Mark Loughridge at [3:17](http://three17.blogspot.com/2005/11/ex-christians-criticising-christianity.html) has an excellent article up on people who grew up in a Christian environment and now “know better.” At the end, he has a set of proper Christian responses, starting with “agree with your accuser quickly.”

His third point kind of amuses me:
> In evangelism we need to aim to break the pride of sinners before applying the grace of the gospel. Law first, then grace. Otherwise we will have intellectual converts who have never humbled themselves before God. And as Christians we need continually to humble ourselves, for pride is the surest route to failure.

“Law then Grace,” as a one-size-fits-all approach, is a pretty standard Lutheran concept. Is Mark a Lutheran? (On the othe hand, does it matter?) My gut reaction is that aiming to break somebody else’s pride is a pretty steep goal. I have the darndest time with my *own* pride. How am I to expect to manage somebody elses? I think I’d want to modify this one to something more like “try to help them recognise their pride.” Still a tall order, but one I’d feel more confident trying to approach.

Author: KB French

Formerly many things, including theology student, mime, jr. high Latin teacher, and Army logistics officer. Currently in the National Guard, and employed as a civilian... somewhere

3 thoughts on “Ex “Christians””

  1. Well, sticking in my oar….My prefered method is to ignore their pride — speak the truth in love [which requires one to deal with one’s own pride] and let the Holy Spirit do what He alone does best….convict of sin, of righteousness & of judgment.

    Rick Joyner once said that the truth spoken in love is irresistable.

    Too often we speak the truth but our motivation is not really to “win our brother” but to win an argument.

    One thing I especaially try to guard against is giving them any more material with which to strengthen their own preferred stronghold — which means, among other things that I allow them the grace to move, however slowly, from their entrenched position into the light without losing face.
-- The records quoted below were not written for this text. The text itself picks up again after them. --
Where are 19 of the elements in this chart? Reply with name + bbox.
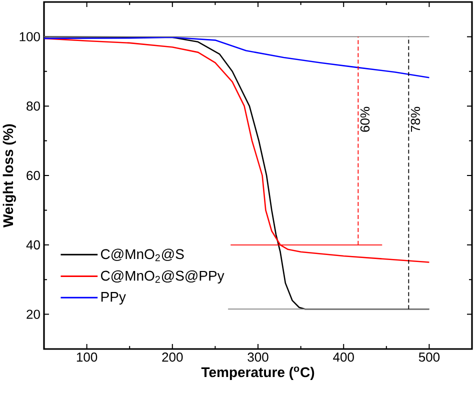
x-tick-label: 300 <box>248 352 268 362</box>
legend-label: C@MnO$_{2}$@S <box>100 248 184 262</box>
x-tick-label: 100 <box>76 352 98 362</box>
legend-label: C@MnO$_{2}$@S@PPy <box>100 270 224 284</box>
line-series <box>44 38 430 263</box>
y-tick-label: 100 <box>20 32 40 42</box>
legend-label: PPy <box>101 292 126 305</box>
x-axis-title: Temperature ($^{o}$C) <box>201 366 314 380</box>
y-tick-label: 20 <box>26 310 40 319</box>
x-tick-label: 200 <box>162 352 183 362</box>
annotation: 60% <box>360 106 370 132</box>
line-series <box>44 36 430 78</box>
y-tick-label: 60 <box>26 170 40 180</box>
y-axis-title: Weight loss (%) <box>2 124 16 228</box>
y-tick-label: 80 <box>26 101 40 111</box>
annotation: 78% <box>410 106 420 132</box>
y-tick-label: 40 <box>26 240 40 250</box>
x-tick-label: 400 <box>333 352 354 362</box>
x-tick-label: 500 <box>418 352 440 362</box>
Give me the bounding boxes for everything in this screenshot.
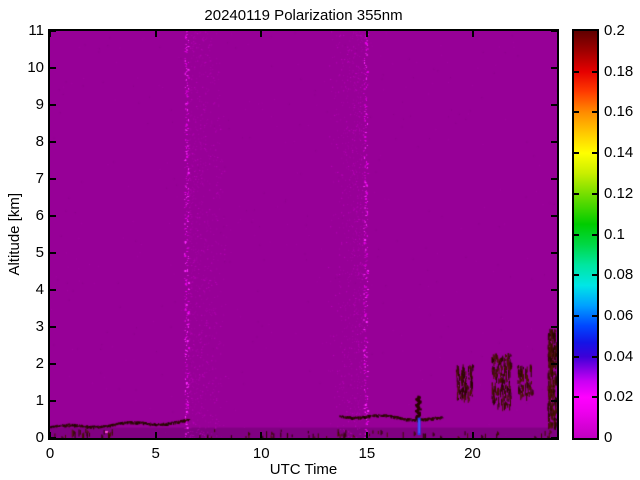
- colorbar-tick-label: 0: [604, 429, 613, 446]
- colorbar-tick-label: 0.02: [604, 388, 634, 406]
- colorbar-tick: [574, 71, 579, 73]
- colorbar-tick: [592, 152, 597, 154]
- colorbar-tick: [574, 111, 579, 113]
- axis-tick: [50, 141, 56, 143]
- axis-tick: [260, 432, 262, 438]
- colorbar-tick-label: 0.04: [604, 347, 634, 365]
- x-tick-label: 5: [151, 445, 160, 462]
- axis-tick: [49, 432, 51, 438]
- colorbar-tick-label: 0.16: [604, 103, 634, 121]
- y-tick-label: 5: [35, 244, 44, 261]
- colorbar-tick: [574, 234, 579, 236]
- axis-tick: [50, 363, 56, 365]
- colorbar-gradient: [574, 31, 597, 438]
- axis-tick: [50, 178, 56, 180]
- colorbar-tick: [592, 315, 597, 317]
- axis-tick: [551, 215, 557, 217]
- axis-tick: [155, 432, 157, 438]
- axis-tick: [551, 104, 557, 106]
- colorbar-tick: [592, 234, 597, 236]
- y-tick-label: 0: [35, 429, 44, 446]
- axis-tick: [551, 30, 557, 32]
- axis-tick: [551, 178, 557, 180]
- colorbar-tick: [574, 274, 579, 276]
- axis-tick: [551, 141, 557, 143]
- plot-area: [48, 29, 559, 440]
- y-tick-label: 9: [35, 96, 44, 113]
- axis-tick: [551, 67, 557, 69]
- x-tick-label: 10: [252, 445, 270, 462]
- colorbar-tick: [574, 315, 579, 317]
- colorbar-tick-label: 0.08: [604, 266, 634, 284]
- colorbar-tick: [592, 193, 597, 195]
- axis-tick: [155, 31, 157, 37]
- axis-tick: [472, 31, 474, 37]
- axis-tick: [366, 31, 368, 37]
- colorbar-tick: [592, 274, 597, 276]
- y-tick-label: 3: [35, 318, 44, 335]
- colorbar-tick: [592, 356, 597, 358]
- colorbar-tick-label: 0.18: [604, 62, 634, 80]
- colorbar-tick: [574, 193, 579, 195]
- plot-title: 20240119 Polarization 355nm: [204, 7, 403, 24]
- colorbar-tick: [574, 396, 579, 398]
- axis-tick: [50, 400, 56, 402]
- axis-tick: [551, 289, 557, 291]
- heatmap-canvas: [50, 31, 557, 438]
- axis-tick: [50, 437, 56, 439]
- colorbar-tick: [574, 152, 579, 154]
- axis-tick: [551, 326, 557, 328]
- axis-tick: [50, 67, 56, 69]
- y-tick-label: 10: [27, 59, 44, 76]
- x-axis-label: UTC Time: [269, 461, 338, 478]
- y-tick-label: 11: [28, 22, 44, 39]
- axis-tick: [50, 215, 56, 217]
- y-tick-label: 7: [35, 170, 44, 187]
- colorbar-tick-label: 0.14: [604, 144, 634, 162]
- colorbar-tick-label: 0.06: [604, 306, 634, 324]
- axis-tick: [50, 289, 56, 291]
- axis-tick: [50, 104, 56, 106]
- axis-tick: [49, 31, 51, 37]
- colorbar-tick: [592, 71, 597, 73]
- axis-tick: [50, 326, 56, 328]
- x-tick-label: 20: [464, 445, 481, 462]
- axis-tick: [551, 437, 557, 439]
- axis-tick: [472, 432, 474, 438]
- axis-tick: [551, 363, 557, 365]
- y-axis-label: Altitude [km]: [5, 193, 23, 276]
- colorbar: [572, 29, 599, 440]
- x-tick-label: 0: [45, 445, 55, 462]
- y-tick-label: 6: [35, 207, 44, 224]
- colorbar-tick: [592, 111, 597, 113]
- axis-tick: [551, 400, 557, 402]
- y-tick-label: 4: [35, 281, 44, 298]
- x-tick-label: 15: [358, 445, 376, 462]
- colorbar-tick: [592, 396, 597, 398]
- axis-tick: [50, 30, 56, 32]
- axis-tick: [50, 252, 56, 254]
- axis-tick: [551, 252, 557, 254]
- colorbar-tick: [574, 356, 579, 358]
- axis-tick: [366, 432, 368, 438]
- axis-tick: [260, 31, 262, 37]
- y-axis-label-wrap: Altitude [km]: [3, 29, 25, 440]
- y-tick-label: 8: [35, 133, 44, 150]
- colorbar-tick-label: 0.1: [604, 225, 625, 243]
- y-tick-label: 1: [35, 392, 44, 409]
- colorbar-tick-label: 0.12: [604, 184, 634, 202]
- colorbar-tick-label: 0.2: [604, 22, 625, 39]
- y-tick-label: 2: [35, 355, 44, 372]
Their humility needs to be before the Lord — my pride shouldn’t require their pride as a whole burnt offering on my personal altar.


  2. Thanks for the link – sorry I’m only noticing it now! Perhaps if I had said that “we need to aim to see the pride of sinners broken by God” it might have been better put. I can break no-ones pride, but too often I think that we are so keen not to offend people that we play up to their pride.


  3. Mostly I was just quibbling, I think. You are very right that too often in evangelizing we try to get people to like us. Jesus is Lord of All, not prom king.

    Perhaps the best I could aim to do is to *point out* a person’s pride to them. And then pray that God would do the breaking.